Southern Sudanese President Salva Kiir Mayardit a few months ago met with the Sudanese President Omar al-Bashir. What was the outcome?
They agreed to continue talking about the pending issues between the North and the South. Both presidents emphasised that they want to cooperate, that they don’t want a new war. We want to forget about the war, which started in 1955, so even before Sudan’s independence in 1956 and it destroyed the country. People are tired of war, the country suffered and there is a consensus among the elites in both countries that we won’t go back to war even if we disagree. We feel that it is easier to reach agreements when we talk without international mediation, or even legal mediation. Unfortunately, the involvement of international actors makes the process a little bit longer. We have to be patient; we have to resolve our problems. Sudan will never prosper, neither the North nor the South, unless we cooperate. We rely on each other and I feel there is the political will to reach an agreement.
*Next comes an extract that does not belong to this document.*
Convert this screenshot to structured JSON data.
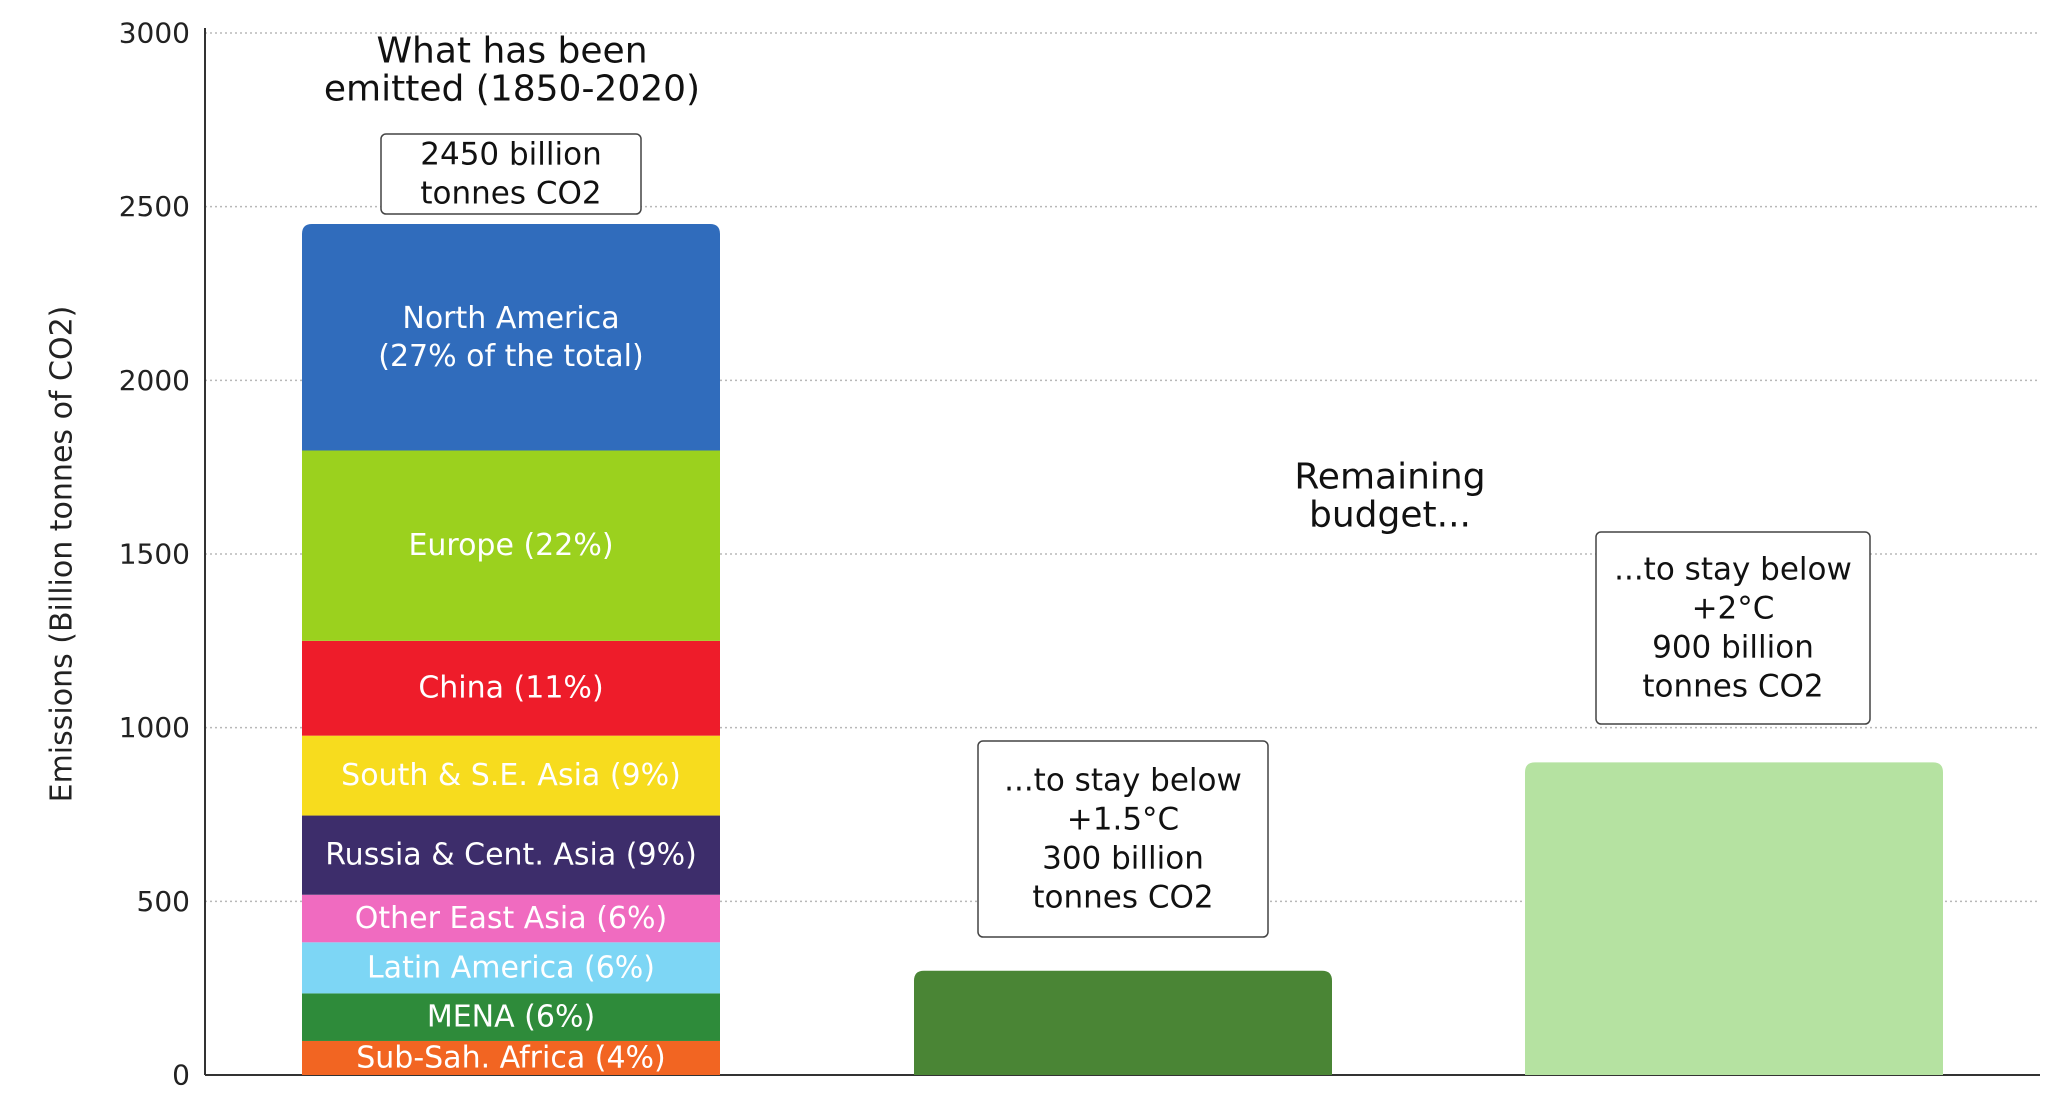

You are an ambassador in a country [Germany] which has been unified. But the country which you represent has been divided recently. How do you feel about it?
I feel ashamed that my country split. Other countries try to get together, to form new blocs, new forms of alliances. We were doing something, which has nothing to do with the real world. Particularly in poor countries like ours in Africa, we need to stick together, because we have common problems and pressing needs. We need to cooperate and we need to form bigger entities to compete at a global level.
There are a lot of lessons to be learned from the German experience. Germany has been destroyed and then the Germans picked themselves up and started literally from scratch. After three, four decades they became an economic giant. They were divided because of the Cold War but they succeeded in unifying the country.